Roku Inc.’s stock has surged 300% so far this year, but RBC Capital Markets’ Mark Mahaney is joining the chorus of analysts who argue that the shares have more room to run.
Though Mahaney moved to the sidelines on Roku ROKU, +4.71% over the summer, he turned bullish on the stock once again late on Thursday following a roughly 30% drop from the company’s closing high notched in early September. That pullback creates an “attractive entry point” according to Mahaney, who raised his price target to $155 from $107. The new target implies 28% upside from current levels, taking into account Roku’s 3.5% rise in Friday morning trading.
Mahaney said Roku scores well in his “crucial combo” of revenue growth plus earnings before interest, tax, depreciation and amortization (Ebitda) margin, which he deems a useful way to evaluate small-capitalization internet companies. Though the company’s Ebitda margin is projected to be slightly negative for the third quarter, Mahaney expects 46% revenue growth for the period, which would amount to a strong “crucial combo” score relative to peers.
Mahaney is also drawn to the company’s positioning in the attractive streaming landscape, with a big opportunity to eat into TV ad dollars and benefit from the launches of new streaming services. As the market for streaming offerings becomes more fragmented, Roku should be able to lessen its reliance on YouTube, Amazon.com Inc.’s AMZN, +0.68% Prime Video, and Netflix Inc. NFLX, +0.87% He also sees potential for the company as it expands internationally and grows its Roku Channel, a curated hub for ad-supported content.

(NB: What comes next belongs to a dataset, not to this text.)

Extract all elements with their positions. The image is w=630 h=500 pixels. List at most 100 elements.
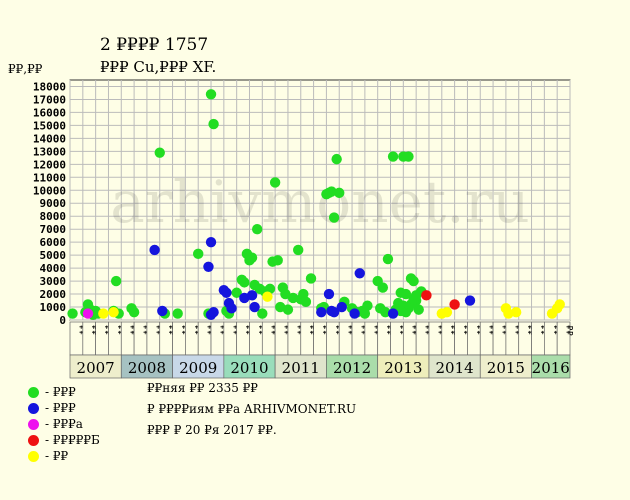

RBC’s move to the bull camp isn’t particularly unusual. Of the 17 analysts tracked by FactSet who cover Roku’s stock, 12 have buy ratings, three have hold ratings, and two rate the stock at sell. The average price target on FactSet is $134.94, dragged down by bearish targets as low as $60.
Roku shares have fallen 19% over the past month, as the S&P 500 SPX, +1.09% has dropped 0.6%.